Non posso restare. Se non altro, gli eventi di ieri mi hanno ricordato molto chiaramente del perché vago per le strade da solo, perché non mi permetto di farmi coinvolgere in una relazione con chiunque qui a Lake. I soldati hanno attaccato il padre di Charlie solo per non aver soddisfatto delle scadenze sul carico, cosa accadrebbe a loro se i soldati scoprissero che stavano dando rifugio a un ragazzo che è scappato dai laboratori della Repubblica? Un ragazzo che si suppone essere morto? Mio padre mi ha sempre insegnato a essere sempre due passi avanti, non indietro.

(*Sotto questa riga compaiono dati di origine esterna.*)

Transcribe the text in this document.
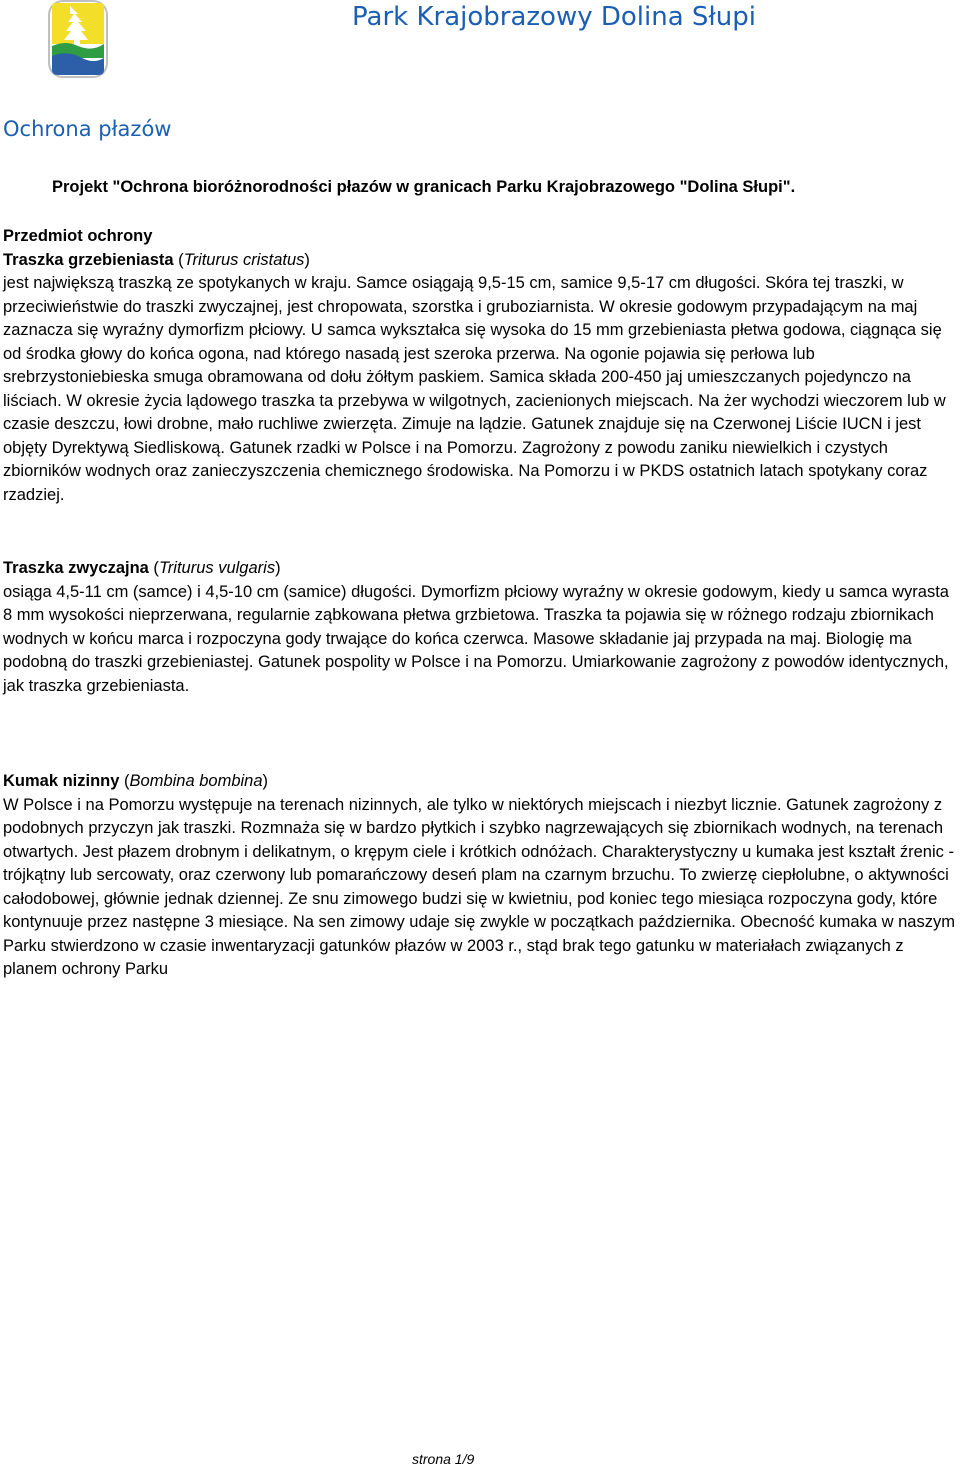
Park Krajobrazowy Dolina Słupi
Ochrona płazów

Projekt "Ochrona bioróżnorodności płazów w granicach Parku Krajobrazowego "Dolina Słupi".

Przedmiot ochrony

Traszka grzebieniasta (Triturus cristatus)

jest największą traszką ze spotykanych w kraju. Samce osiągają 9,5-15 cm, samice 9,5-17 cm długości. Skóra tej traszki, w przeciwieństwie do traszki zwyczajnej, jest chropowata, szorstka i gruboziarnista. W okresie godowym przypadającym na maj zaznacza się wyraźny dymorfizm płciowy. U samca wykształca się wysoka do 15 mm grzebieniasta płetwa godowa, ciągnąca się od środka głowy do końca ogona, nad którego nasadą jest szeroka przerwa. Na ogonie pojawia się perłowa lub srebrzystoniebieska smuga obramowana od dołu żółtym paskiem. Samica składa 200-450 jaj umieszczanych pojedynczo na liściach. W okresie życia lądowego traszka ta przebywa w wilgotnych, zacienionych miejscach. Na żer wychodzi wieczorem lub w czasie deszczu, łowi drobne, mało ruchliwe zwierzęta. Zimuje na lądzie. Gatunek znajduje się na Czerwonej Liście IUCN i jest objęty Dyrektywą Siedliskową. Gatunek rzadki w Polsce i na Pomorzu. Zagrożony z powodu zaniku niewielkich i czystych zbiorników wodnych oraz zanieczyszczenia chemicznego środowiska. Na Pomorzu i w PKDS ostatnich latach spotykany coraz rzadziej.

Traszka zwyczajna (Triturus vulgaris)

osiąga 4,5-11 cm (samce) i 4,5-10 cm (samice) długości. Dymorfizm płciowy wyraźny w okresie godowym, kiedy u samca wyrasta 8 mm wysokości nieprzerwana, regularnie ząbkowana płetwa grzbietowa. Traszka ta pojawia się w różnego rodzaju zbiornikach wodnych w końcu marca i rozpoczyna gody trwające do końca czerwca. Masowe składanie jaj przypada na maj. Biologię ma podobną do traszki grzebieniastej. Gatunek pospolity w Polsce i na Pomorzu. Umiarkowanie zagrożony z powodów identycznych, jak traszka grzebieniasta.

Kumak nizinny (Bombina bombina)

W Polsce i na Pomorzu występuje na terenach nizinnych, ale tylko w niektórych miejscach i niezbyt licznie. Gatunek zagrożony z podobnych przyczyn jak traszki. Rozmnaża się w bardzo płytkich i szybko nagrzewających się zbiornikach wodnych, na terenach otwartych. Jest płazem drobnym i delikatnym, o krępym ciele i krótkich odnóżach. Charakterystyczny u kumaka jest kształt źrenic - trójkątny lub sercowaty, oraz czerwony lub pomarańczowy deseń plam na czarnym brzuchu. To zwierzę ciepłolubne, o aktywności całodobowej, głównie jednak dziennej. Ze snu zimowego budzi się w kwietniu, pod koniec tego miesiąca rozpoczyna gody, które kontynuuje przez następne 3 miesiące. Na sen zimowy udaje się zwykle w początkach października. Obecność kumaka w naszym Parku stwierdzono w czasie inwentaryzacji gatunków płazów w 2003 r., stąd brak tego gatunku w materiałach związanych z planem ochrony Parku

strona 1/9
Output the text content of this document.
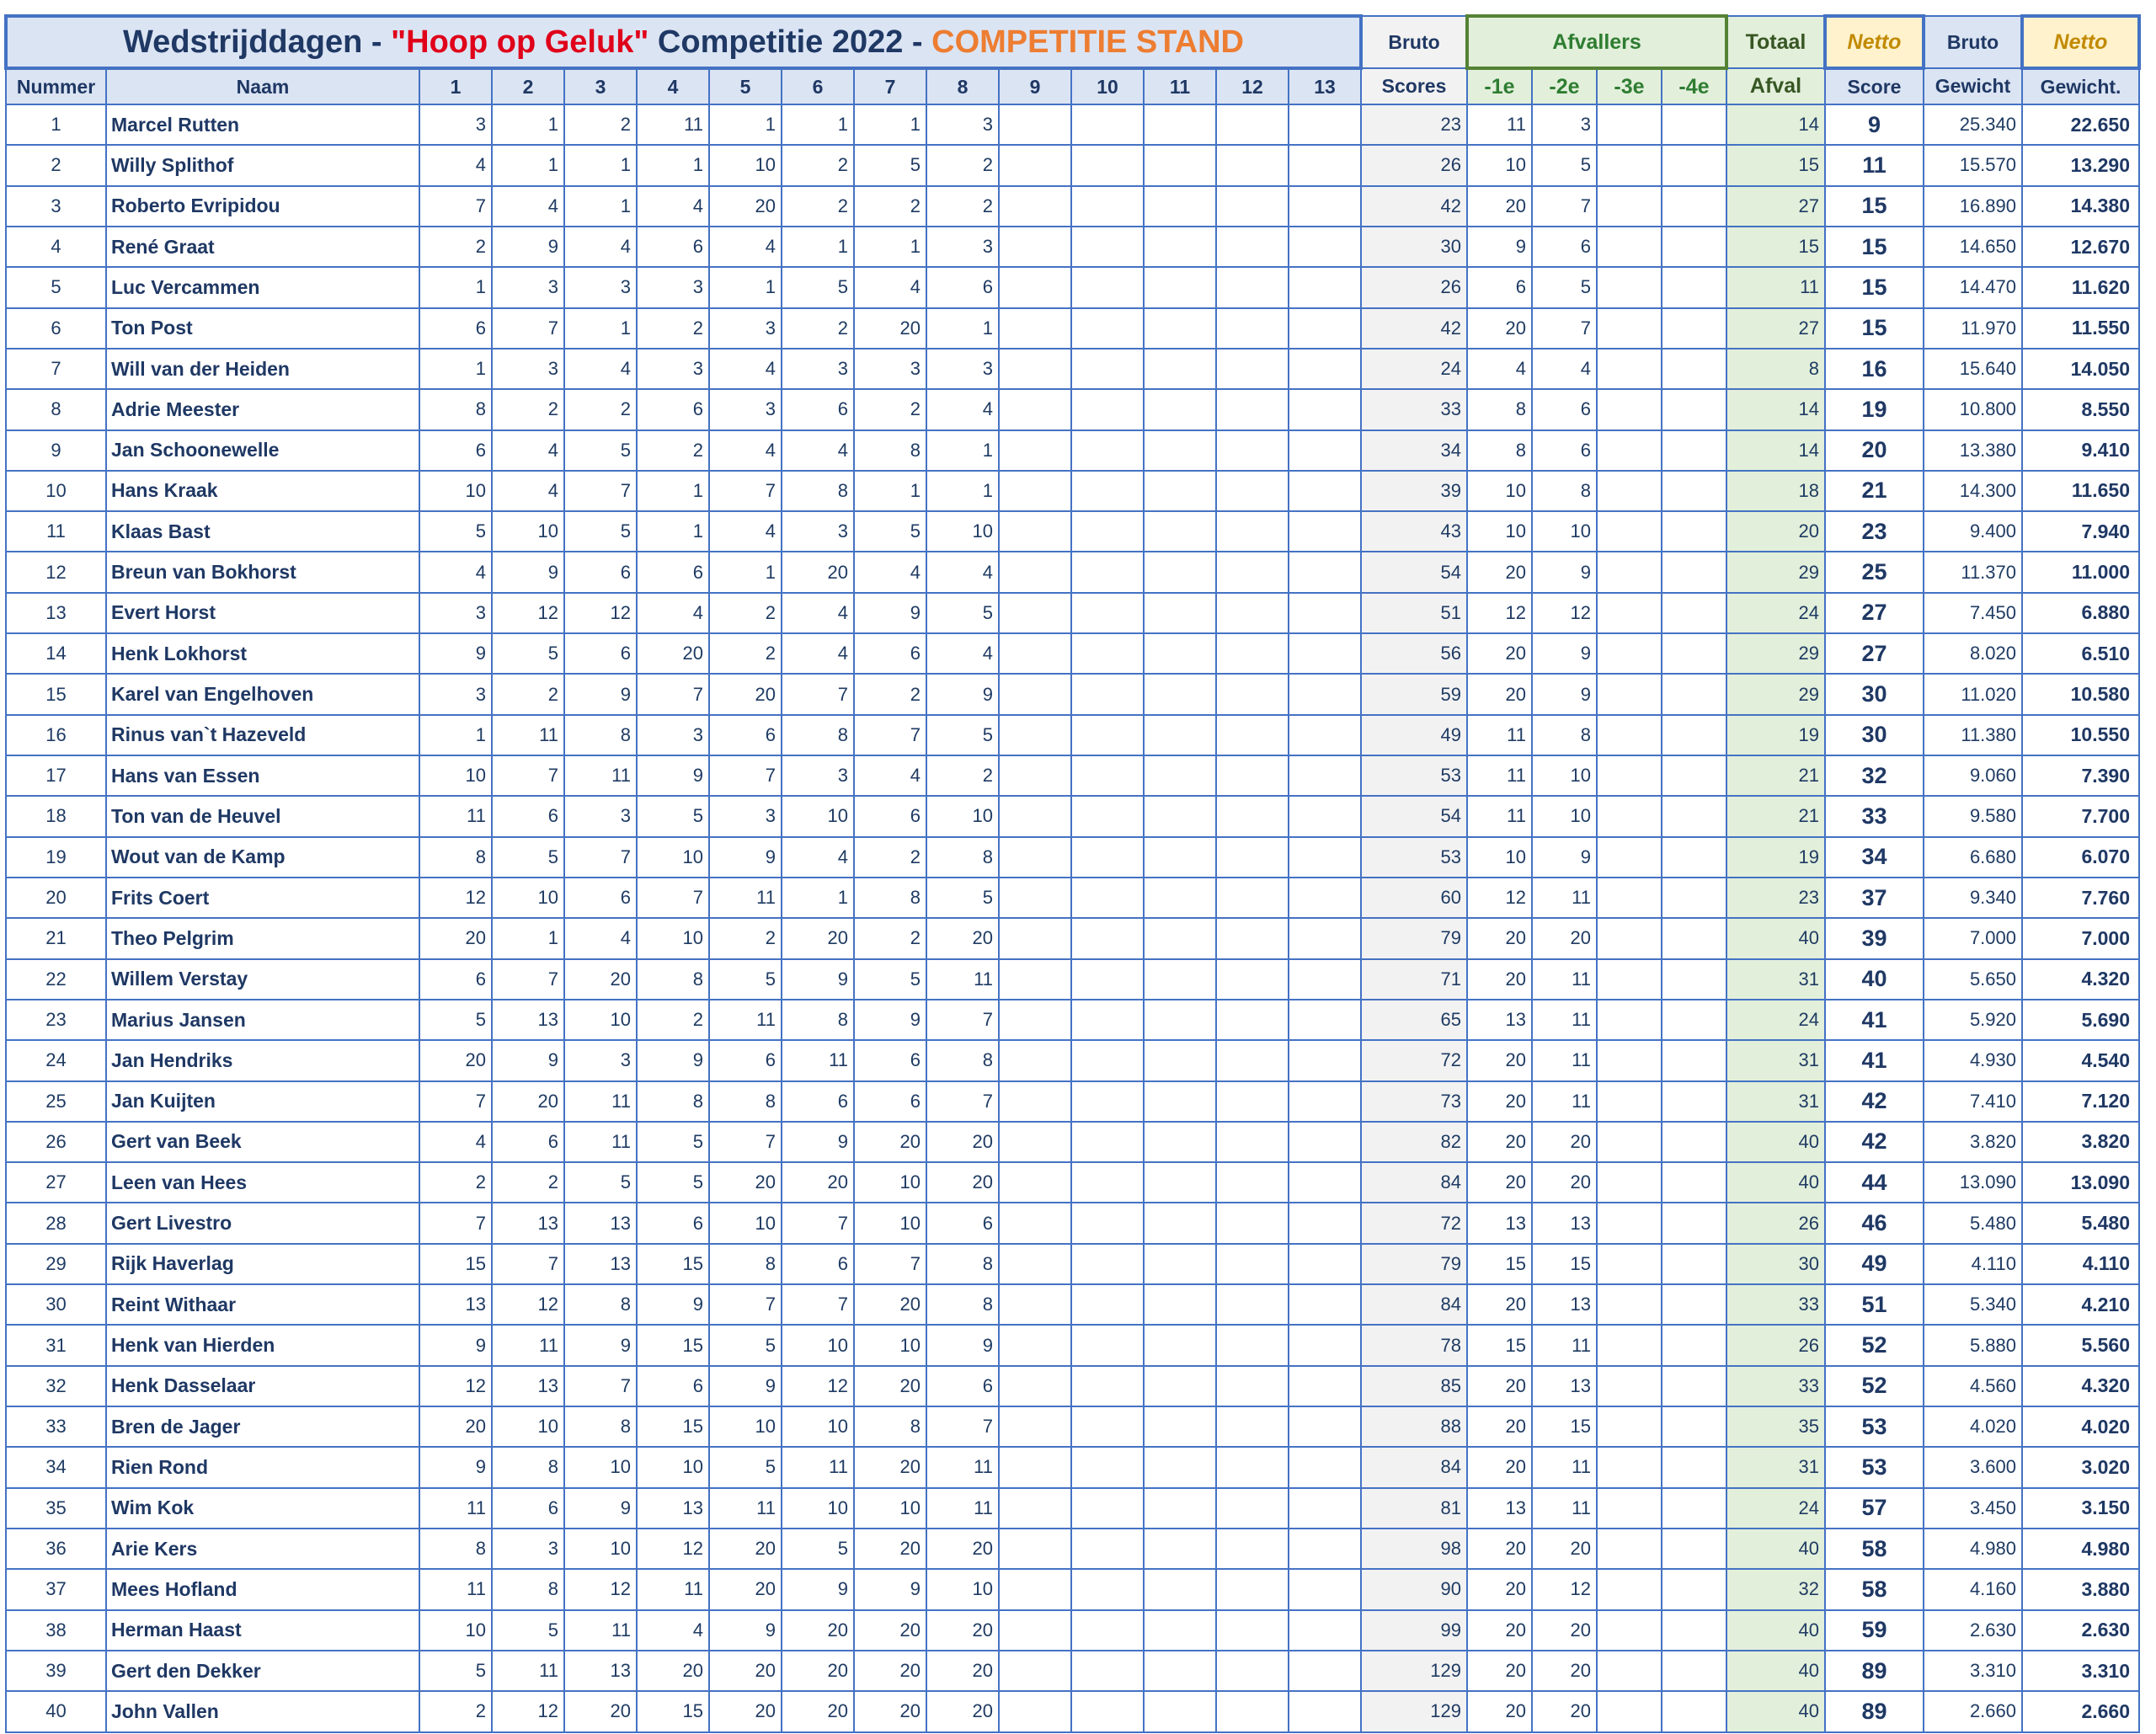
Wedstrijddagen - "Hoop op Geluk" Competitie 2022 - COMPETITIE STAND															Bruto	Afvallers				Totaal	Netto	Bruto	Netto
Nummer	Naam	1	2	3	4	5	6	7	8	9	10	11	12	13	Scores	-1e	-2e	-3e	-4e	Afval	Score	Gewicht	Gewicht.
1	Marcel Rutten	3	1	2	11	1	1	1	3						23	11	3			14	9	25.340	22.650
2	Willy Splithof	4	1	1	1	10	2	5	2						26	10	5			15	11	15.570	13.290
3	Roberto Evripidou	7	4	1	4	20	2	2	2						42	20	7			27	15	16.890	14.380
4	René Graat	2	9	4	6	4	1	1	3						30	9	6			15	15	14.650	12.670
5	Luc Vercammen	1	3	3	3	1	5	4	6						26	6	5			11	15	14.470	11.620
6	Ton Post	6	7	1	2	3	2	20	1						42	20	7			27	15	11.970	11.550
7	Will van der Heiden	1	3	4	3	4	3	3	3						24	4	4			8	16	15.640	14.050
8	Adrie Meester	8	2	2	6	3	6	2	4						33	8	6			14	19	10.800	8.550
9	Jan Schoonewelle	6	4	5	2	4	4	8	1						34	8	6			14	20	13.380	9.410
10	Hans Kraak	10	4	7	1	7	8	1	1						39	10	8			18	21	14.300	11.650
11	Klaas Bast	5	10	5	1	4	3	5	10						43	10	10			20	23	9.400	7.940
12	Breun van Bokhorst	4	9	6	6	1	20	4	4						54	20	9			29	25	11.370	11.000
13	Evert Horst	3	12	12	4	2	4	9	5						51	12	12			24	27	7.450	6.880
14	Henk Lokhorst	9	5	6	20	2	4	6	4						56	20	9			29	27	8.020	6.510
15	Karel van Engelhoven	3	2	9	7	20	7	2	9						59	20	9			29	30	11.020	10.580
16	Rinus van`t Hazeveld	1	11	8	3	6	8	7	5						49	11	8			19	30	11.380	10.550
17	Hans van Essen	10	7	11	9	7	3	4	2						53	11	10			21	32	9.060	7.390
18	Ton van de Heuvel	11	6	3	5	3	10	6	10						54	11	10			21	33	9.580	7.700
19	Wout van de Kamp	8	5	7	10	9	4	2	8						53	10	9			19	34	6.680	6.070
20	Frits Coert	12	10	6	7	11	1	8	5						60	12	11			23	37	9.340	7.760
21	Theo Pelgrim	20	1	4	10	2	20	2	20						79	20	20			40	39	7.000	7.000
22	Willem Verstay	6	7	20	8	5	9	5	11						71	20	11			31	40	5.650	4.320
23	Marius Jansen	5	13	10	2	11	8	9	7						65	13	11			24	41	5.920	5.690
24	Jan Hendriks	20	9	3	9	6	11	6	8						72	20	11			31	41	4.930	4.540
25	Jan Kuijten	7	20	11	8	8	6	6	7						73	20	11			31	42	7.410	7.120
26	Gert van Beek	4	6	11	5	7	9	20	20						82	20	20			40	42	3.820	3.820
27	Leen van Hees	2	2	5	5	20	20	10	20						84	20	20			40	44	13.090	13.090
28	Gert Livestro	7	13	13	6	10	7	10	6						72	13	13			26	46	5.480	5.480
29	Rijk Haverlag	15	7	13	15	8	6	7	8						79	15	15			30	49	4.110	4.110
30	Reint Withaar	13	12	8	9	7	7	20	8						84	20	13			33	51	5.340	4.210
31	Henk van Hierden	9	11	9	15	5	10	10	9						78	15	11			26	52	5.880	5.560
32	Henk Dasselaar	12	13	7	6	9	12	20	6						85	20	13			33	52	4.560	4.320
33	Bren de Jager	20	10	8	15	10	10	8	7						88	20	15			35	53	4.020	4.020
34	Rien Rond	9	8	10	10	5	11	20	11						84	20	11			31	53	3.600	3.020
35	Wim Kok	11	6	9	13	11	10	10	11						81	13	11			24	57	3.450	3.150
36	Arie Kers	8	3	10	12	20	5	20	20						98	20	20			40	58	4.980	4.980
37	Mees Hofland	11	8	12	11	20	9	9	10						90	20	12			32	58	4.160	3.880
38	Herman Haast	10	5	11	4	9	20	20	20						99	20	20			40	59	2.630	2.630
39	Gert den Dekker	5	11	13	20	20	20	20	20						129	20	20			40	89	3.310	3.310
40	John Vallen	2	12	20	15	20	20	20	20						129	20	20			40	89	2.660	2.660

Quindi continuo a dirigermi lontano dal molo e verso i quartieri poveri. È meglio essere soli, qui fuori. Uno spirito errante, un fantasma… Non appartengo a nessun luogo. Le parole di Charlie riecheggiamo nella mia testa.

Scommetto che la Repubblica non ha idea di con chi ha a che fare.

Sorrido. No, spero sinceramente di no.

I miei piedi mi sembrano pesanti, ma non producono alcun suono.